夜风穿过未关严的剪辑室窗户,吹得桌角几张剧本纸页微微翻动。
苏晚晴盯着屏幕,瞳孔倒映着那一行署名——陆知微梦渊边缘。
她手指悬在键盘上方,迟迟没有落下。
心跳却像被什么无形之物攥紧,缓慢而沉重地撞击着胸腔。
那篇论文她读过三分之一就再也看不下去了。
不是因为艰涩,而是因为它太“真”。
那些关于1940年代上海市民在日伪统治下如何通过巷道转移情报的路径推演,精确到了每条弄堂的宽度、排水沟位置、以及夜间巡逻哨兵换岗的七秒空档。
这不是研究,是复述。
仿佛有人真的在那里生活过。
她的目光缓缓移向今日拍摄的素材片段——许昭阳接过报纸时指尖那一瞬的停顿,眼神低垂却不失警觉,呼吸节奏几乎与背景钟声同步这一切,不是演技能堆出来的。
这是记忆。
她猛地起身,抓起外套冲出剪辑室。
与此同时,制片办公室内,灯光刺眼。
周海涛正对着电话压低声音咆哮:“我说了多少遍!那个‘顾问’必须边缘化!他不过是个挂名的闲人,凭什么插手美术、调度、甚至演员指导?这剧组到底是谁说了算!”
对面沉默片刻,传来制片方代表陈砚之淡淡的声音:“你说他越权可你拿不出一条他做错的证据。”

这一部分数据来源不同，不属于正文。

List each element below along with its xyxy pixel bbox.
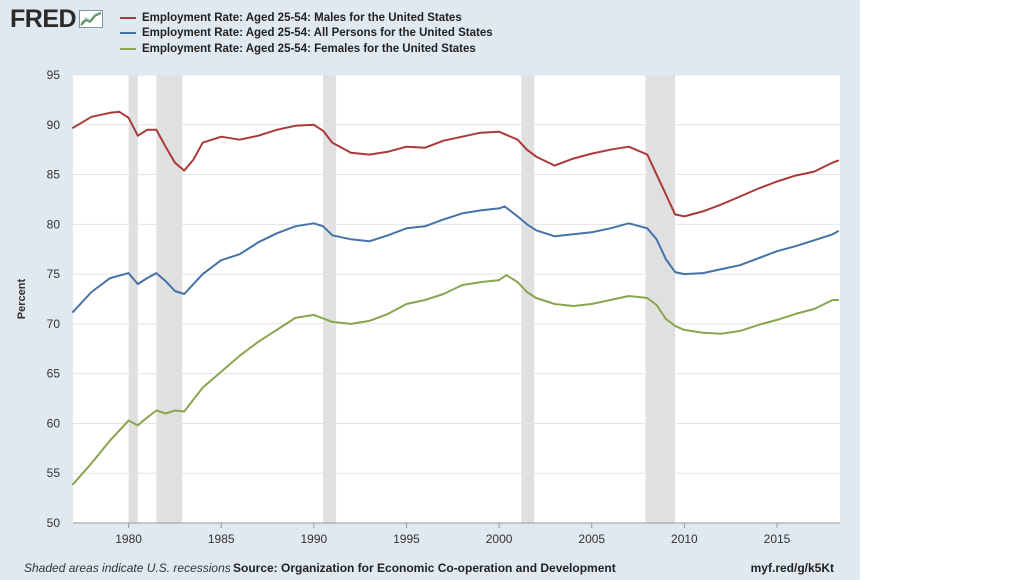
y-tick-label-55: 55	[47, 466, 61, 480]
y-tick-label-90: 90	[47, 118, 61, 132]
legend-label-males: Employment Rate: Aged 25-54: Males for t…	[142, 11, 462, 24]
x-tick-label-2015: 2015	[764, 532, 791, 546]
y-tick-label-80: 80	[47, 217, 61, 231]
y-tick-label-50: 50	[47, 516, 61, 530]
y-tick-label-70: 70	[47, 317, 61, 331]
short-url-link[interactable]: myf.red/g/k5Kt	[750, 561, 834, 575]
series-line-females[interactable]	[72, 274, 840, 486]
legend-swatch-males	[120, 16, 136, 19]
legend-entry-males[interactable]: Employment Rate: Aged 25-54: Males for t…	[120, 10, 493, 26]
recession-note: Shaded areas indicate U.S. recessions	[24, 561, 231, 575]
x-tick-label-2010: 2010	[671, 532, 698, 546]
x-tick-label-2005: 2005	[578, 532, 605, 546]
legend-swatch-all-persons	[120, 32, 136, 35]
x-tick-label-1980: 1980	[115, 532, 142, 546]
chart-legend: Employment Rate: Aged 25-54: Males for t…	[120, 10, 493, 57]
legend-label-females: Employment Rate: Aged 25-54: Females for…	[142, 42, 476, 55]
x-tick-label-1995: 1995	[393, 532, 420, 546]
recession-band-3	[521, 75, 535, 523]
y-tick-label-75: 75	[47, 267, 61, 281]
legend-label-all-persons: Employment Rate: Aged 25-54: All Persons…	[142, 27, 493, 40]
legend-swatch-females	[120, 47, 136, 50]
y-tick-label-85: 85	[47, 168, 61, 182]
plot-area	[73, 75, 840, 523]
y-tick-label-60: 60	[47, 416, 61, 430]
x-tick-label-1985: 1985	[208, 532, 235, 546]
recession-band-1	[156, 75, 183, 523]
chart-footer: Shaded areas indicate U.S. recessions So…	[0, 561, 860, 577]
chart-frame: FRED Employment Rate: Aged 25-54: Males …	[0, 0, 860, 580]
y-tick-label-95: 95	[47, 68, 61, 82]
y-axis-label: Percent	[16, 278, 28, 319]
fred-logo[interactable]: FRED	[10, 5, 104, 33]
fred-chart-icon	[79, 10, 104, 28]
recession-band-4	[645, 75, 676, 523]
line-chart: 50 55 60 65 70 75 80 85 90 95 1980 1985 1990 1995 2000…	[16, 68, 840, 546]
x-tick-label-2000: 2000	[486, 532, 513, 546]
legend-entry-females[interactable]: Employment Rate: Aged 25-54: Females for…	[120, 41, 493, 57]
series-line-males[interactable]	[72, 110, 840, 218]
legend-entry-all-persons[interactable]: Employment Rate: Aged 25-54: All Persons…	[120, 26, 493, 42]
series-line-all-persons[interactable]	[72, 205, 840, 313]
recession-band-0	[128, 75, 138, 523]
source-text: Source: Organization for Economic Co-ope…	[233, 561, 616, 575]
logo-text: FRED	[10, 5, 77, 33]
y-tick-label-65: 65	[47, 367, 61, 381]
x-tick-label-1990: 1990	[300, 532, 327, 546]
recession-band-2	[323, 75, 337, 523]
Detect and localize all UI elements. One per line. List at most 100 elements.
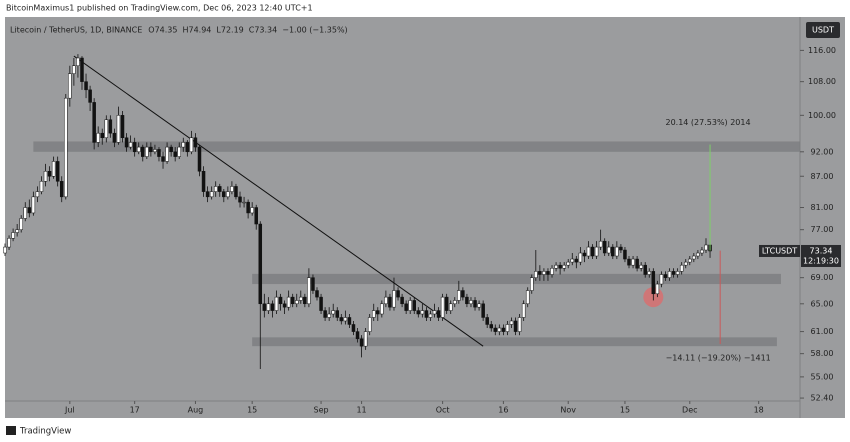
candle-body (606, 246, 611, 254)
candle-body (238, 196, 242, 203)
candle-body (558, 264, 562, 269)
trendline (73, 55, 484, 347)
candle-body (262, 303, 267, 311)
candle-body (675, 271, 680, 275)
candle-body (351, 324, 356, 332)
x-tick-label: Nov (560, 406, 576, 415)
candle-body (639, 264, 643, 269)
ohlc-label: O74.35 (148, 26, 177, 35)
candle-body (570, 258, 575, 263)
candle-body (615, 246, 619, 257)
candle-body (104, 119, 109, 139)
candle-body (465, 296, 469, 305)
candle-body (355, 331, 360, 340)
candle-body (692, 255, 696, 260)
y-tick-label: 58.00 (811, 349, 834, 358)
x-tick-label: Sep (314, 406, 329, 415)
candle-body (43, 171, 48, 182)
candle-body (562, 264, 566, 269)
candle-body (100, 132, 104, 139)
candle-body (367, 317, 372, 332)
candle-body (469, 300, 473, 305)
candle-body (371, 310, 376, 318)
candle-body (258, 223, 263, 305)
candle-body (509, 320, 514, 325)
candle-body (230, 186, 234, 192)
candle-body (505, 324, 510, 332)
candle-body (521, 303, 526, 318)
candle-body (31, 196, 36, 214)
candle-body (64, 97, 68, 198)
candle-body (598, 240, 603, 248)
candle-body (161, 156, 165, 162)
price-axis-bg (800, 17, 845, 418)
candle-body (234, 186, 238, 198)
candle-body (517, 317, 522, 332)
candle-body (307, 277, 311, 305)
candle-body (218, 186, 222, 192)
candle-body (108, 119, 113, 134)
candle-body (477, 303, 481, 308)
candle-body (497, 327, 502, 332)
candle-body (400, 296, 404, 305)
candle-body (92, 102, 96, 143)
candle-body (380, 303, 384, 315)
candle-body (209, 191, 214, 198)
candle-body (169, 146, 173, 153)
candle-body (294, 300, 299, 305)
candle-body (530, 277, 534, 291)
candle-body (331, 310, 335, 315)
symbol-label: LTCUSDT (762, 246, 797, 255)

“他打乱流程!破坏预算!煽动群演情绪!现在连导演都开始听他的了!”周海涛额角青筋暴起,“再这样下去,这部戏就成了他个人的艺术展!”
陈砚之轻笑一声,语气却冷了下来:“那你告诉我,昨天茶馆那场戏,如果没有他提供的‘哈德门’烟盒,我们会被专业影评人骂成什么样?前天许昭阳那段接头戏,副导演原定拍五条,结果一条过。你知道业内多少导演做梦都想遇到这种演员状态?而他是怎么调出来的?”
周海涛语塞。
“还有,”陈砚之继续道,“沈清和今天主动申请退出女二号竞演,理由是‘无法匹配剧本气质’。你知道这意味着什么吗?一个流量明星,自愿放弃曝光机会,只因觉得自己‘演不好’——这在娱乐圈,比热搜爆了还震撼。”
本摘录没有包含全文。